L’assenza dal territorio nazionale di durata superiore a due anni consecutivi comporta la perdita del diritto.

L’attestazione di soggiorno permanente è rilasciata dal Comune di residenza entro 30 giorni dalla richiesta dell’interessato (corredata dalla documentazione atta a dimostrare la sussistenza delle condizioni previste per la maturazione del diritto). Non pregiudicano la continuità del soggiorno le assenze che non superino complessivamente sei mesi l’anno, ovvero le assenze di durata superiore giustificate dall’assolvimento di obblighi militari ovvero fino a dodici mesi consecutivi per motivi rilevanti (ad es. gravidanza, maternità, malattia gravi, ecc.).
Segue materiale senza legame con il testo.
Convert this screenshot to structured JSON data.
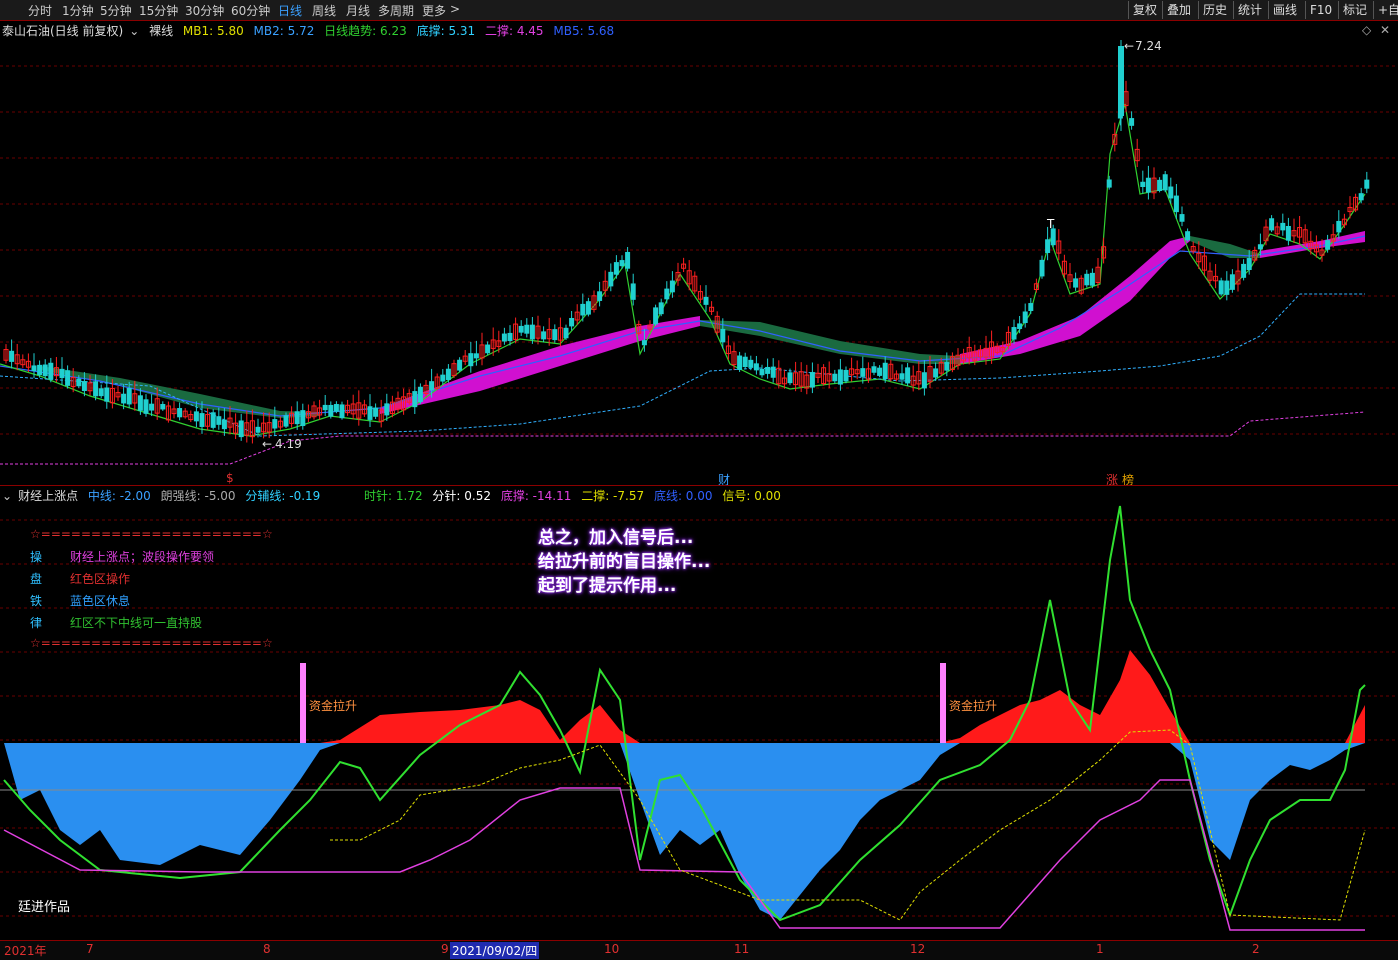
{
  "toolbar": {
    "periods": [
      "分时",
      "1分钟",
      "5分钟",
      "15分钟",
      "30分钟",
      "60分钟",
      "日线",
      "周线",
      "月线",
      "多周期",
      "更多"
    ],
    "more_chevron": ">",
    "tools": [
      "复权",
      "叠加",
      "历史",
      "统计",
      "画线",
      "F10",
      "标记",
      "+自选"
    ]
  },
  "main_panel": {
    "stock_title": "泰山石油(日线 前复权)",
    "chart_type": "裸线",
    "indicators": [
      {
        "name": "MB1",
        "value": "5.80",
        "color": "#e0e000"
      },
      {
        "name": "MB2",
        "value": "5.72",
        "color": "#3aa0ff"
      },
      {
        "name": "日线趋势",
        "value": "6.23",
        "color": "#30d030"
      },
      {
        "name": "底撑",
        "value": "5.31",
        "color": "#30d0ff"
      },
      {
        "name": "二撑",
        "value": "4.45",
        "color": "#e040e0"
      },
      {
        "name": "MB5",
        "value": "5.68",
        "color": "#3060ff"
      }
    ],
    "high_label": "7.24",
    "low_label": "4.19",
    "event_tags": [
      {
        "text": "$",
        "color": "#e03030"
      },
      {
        "text": "财",
        "color": "#3aa0ff"
      },
      {
        "text": "涨",
        "color": "#e03030"
      },
      {
        "text": "榜",
        "color": "#e0a000"
      }
    ],
    "marker_T": "T"
  },
  "sub_panel": {
    "title": "财经上涨点",
    "indicators": [
      {
        "name": "中线",
        "value": "-2.00",
        "color": "#3aa0ff"
      },
      {
        "name": "朗强线",
        "value": "-5.00",
        "color": "#aaaaaa"
      },
      {
        "name": "分辅线",
        "value": "-0.19",
        "color": "#30d0ff"
      },
      {
        "name": "时针",
        "value": "1.72",
        "color": "#30d030"
      },
      {
        "name": "分针",
        "value": "0.52",
        "color": "#ffffff"
      },
      {
        "name": "底撑",
        "value": "-14.11",
        "color": "#e040e0"
      },
      {
        "name": "二撑",
        "value": "-7.57",
        "color": "#e0e000"
      },
      {
        "name": "底线",
        "value": "0.00",
        "color": "#3060ff"
      },
      {
        "name": "信号",
        "value": "0.00",
        "color": "#e0e000"
      }
    ],
    "legend_border": "☆======================☆",
    "legend_rows": [
      {
        "key": "操",
        "text": "财经上涨点；波段操作要领",
        "color": "#e040e0"
      },
      {
        "key": "盘",
        "text": "红色区操作",
        "color": "#e03030"
      },
      {
        "key": "铁",
        "text": "蓝色区休息",
        "color": "#30a0ff"
      },
      {
        "key": "律",
        "text": "红区不下中线可一直持股",
        "color": "#30c030"
      }
    ],
    "signal_label": "资金拉升",
    "author": "廷进作品",
    "annotation": [
      "总之，加入信号后...",
      "给拉升前的盲目操作...",
      "起到了提示作用..."
    ]
  },
  "timeline": {
    "labels": [
      "2021年",
      "7",
      "8",
      "9",
      "10",
      "11",
      "12",
      "1",
      "2"
    ],
    "selected_date": "2021/09/02/四"
  },
  "colors": {
    "up": "#ff2020",
    "down": "#20d0d0",
    "magenta": "#d010d0",
    "green_band": "#1a6a40",
    "grid": "#8b0000",
    "blue_fill": "#2a8ff0"
  }
}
Anche il familiare extracomunitario del cittadino dell’Unione acquisisce il diritto al soggiorno permanente qualora abbia soggiornato sul territorio nazionale per cinque anni, legalmente ed in via continuativa, unitamente al cittadino dell’Unione. In tal caso la richiesta di carta di soggiorno permanente deve essere presentata (prima della scadenza della carta di soggiorno) alla questura del luogo di residenza.

In alcuni casi (pensionamento, sopravvenuta incapacità lavorativa, ecc.) ed a determinate condizioni, è prevista l’acquisizione anticipata (rispetto al termine ordinario di cinque anni) del diritto al soggiorno permanente del cittadino dell’Unione e dei suoi familiari.